-[Andrew Doull is an IT manager from New Zealand who spent the last 5 and a half years working in the United Kingdom. He's just emigrated to Sydney, Australia, and spends his free time developing Unangband, a rogue-like game, and blogging at Ascii Dreams. He writes an irregular column for GameSetWatch.]

The release of the Spore Creature Creator has resulted in a Cambrian explosion of content creation where amateur creature designers have populated the Sporepedia with hundreds of thousand of different creature designs - at least 754,495 to date (at the time of writing) at a rate of more than 100,000 every 24 hours.

This is a tidal wave of new virtual life, sweeping up the gamer community in creationist controversy as would-be-gods evolve from the puerile (or should I say penile) to mimicry (of game controllers, Star Wars space ships, gaming icons and pop art) to highly original creations. What challenges beyond the obvious problems of a procedural Hot Coffee mod every minute does this tsunami of content create?

The Spore designers cleverly used PNG chunk types to embed the total content of a single creature into the picture data for that creature - allowing quick and ready transfer of the Spore creatures by dragging and dropping images from the Sporepedia into the creator. They've also incorporated ready sharing of existing content as well as 3rd party media integration with YouTube, and user tagging of creature types. But the huge amount of content has clearly exceeded the ability of the Sporepedia website to deliver it effectively.

At the moment, the Sporepedia interface allows 24 creatures to be displayed per page, and an editorial component of the site has offered up a selection of 'featured' creatures - 40 to date. Rated creatures, that is creatures where second user has provided some rating information on the quality of the creature design, number some 154,000 or so. Searching by tag doesn't appear to be supported - and there is very little other criteria to slice up such a huge database of information, except by individual author.
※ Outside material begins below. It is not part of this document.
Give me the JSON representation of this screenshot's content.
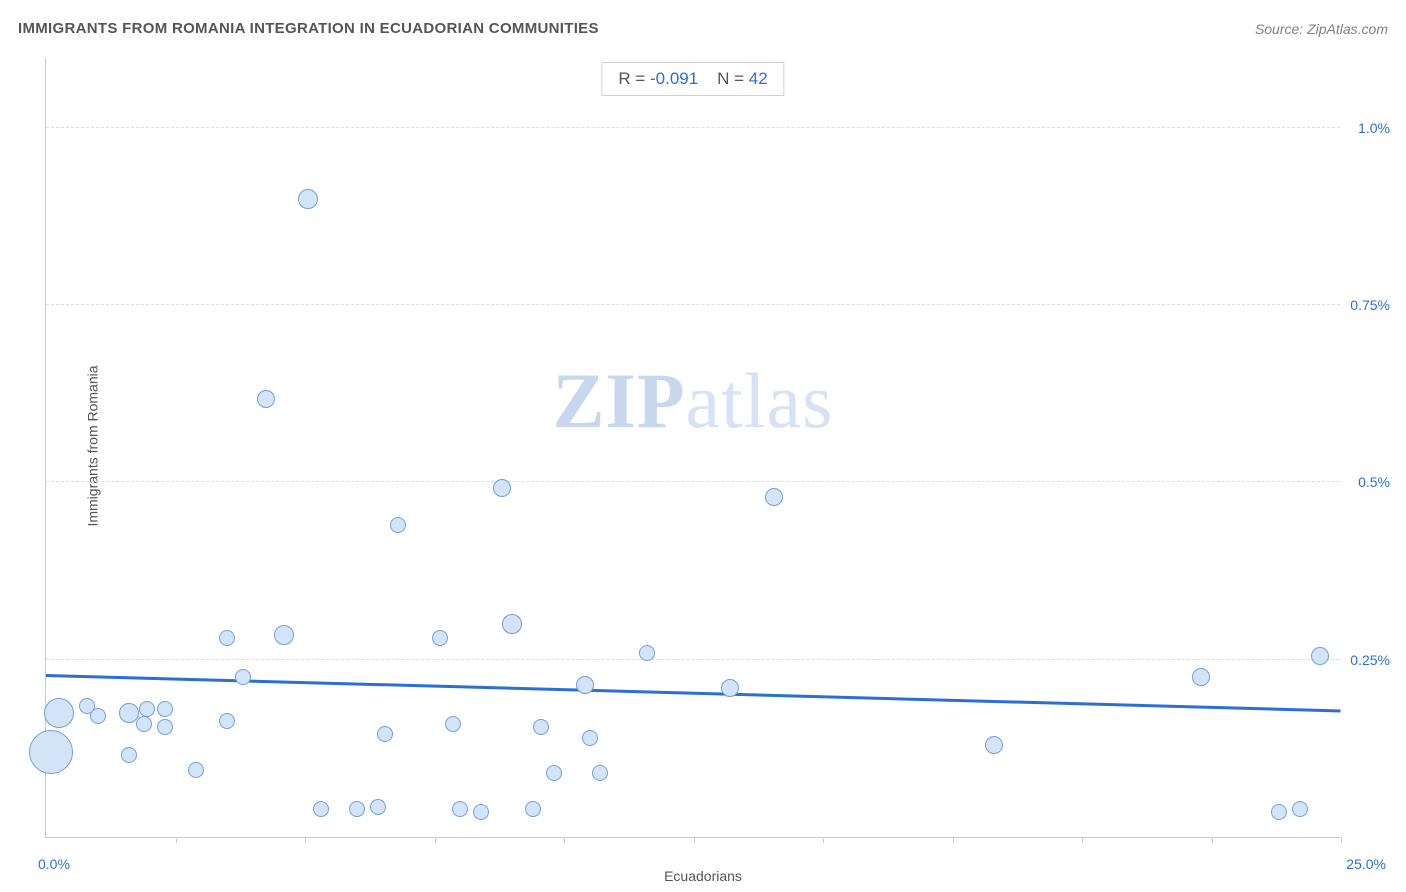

In order to download Spore creatures, the interface restricts me at best to 24 per page, a microscopic drop in the bucket of the total content out there. Where are the tools to let me download the most popular 10,000 creatures - or to have an RSS feed of the top 100 creature creators so that I can see their new work - or to dedicate 10 GB of my hard disk to automatically fill up with new creature types? How do I define an 'ecology' of creatures, with predators and prey, or a phylum so that I can have a consistent series of creatures evolved from a single antecedent?

How else can users organise, sort and select data from a database of this magnitude in an effective manner? Clearly editorial control is failing to address these issues, as can be seen by the ratio of editorial selection to user content. I suspect EA and Maxis have their hands full just removing inappropriate content in this regard.

These issues of information management are at least manageable. Consider another statistic - to date, the Spore Creature Creator tools has populated one virtual game with approximately twice as many different creatures as all beetle species discovered to date. From wikipedia: 'The Coleoptera (beetle) contains more described species than in any other order in the animal kingdom, constituting about 25% of all known life-forms'. In other words, Man (actually avid gamers) has virtually created life at approximately a quarter of the rate that the Bible describes God achieving.

Divine hubris aside, if the current creation rate actually continues at the same pace, within a year Spore will have approximately 30 million creature types. Forget the problems of trying to organize this information within Sporepedia - it is unlikely that the human brain is equipped to distinguish this many different creatures. In one sweep, Will Wright and co have created a tool capable of matching or exceeding the Earth's ability to generate new species since it's inception.

It is likely Spore only supports so many types of different creature morphology, and the specific creature characteristics are well defined within the editor. This may mean that the brain is able to filter on less specific criteria than the individual creature, and give the player a chance to recognize the important features of any in-game encounter, without having to refer to Sporepedia every minute of the game.

The game design seems to have planned to an extent for these kinds of numbers: the Spore galaxy supports at least 4 billion planets, which suggests after a year of playing, you will only encounter a unique species every hundred planets or so.

The total number of creatures may not be an issue, as much as the player's ability to consume new content. For argument's sake, let's pretend that a new creature is encountered every game minute (likely very high, since not all the gameplay involves other creatures). Over a typical ten hour a week playing pattern, this means the player could potentially encounter 6,000 new creatures - in reality, far less than this.

Every year, this is 300,000 creatures, and an adult human lifespan of 50 years of continuously playing Spore, a total of 15 million creatures could be encountered. Therefore, within six months, Spore will have enough creature content to exceed anyone's ability to encounter it all in game in their lifetime.

Spore has created an unexpected set of design problems: the reverse of virtually any other game. There is literally too much content for any gamer to experience; and the tools to manage and select wholesale from this content don't yet appear to be in place. This is an ideal position to be in, and a reason that more and more games are moving to procedural content generation as a part of expanding the overall gaming experience.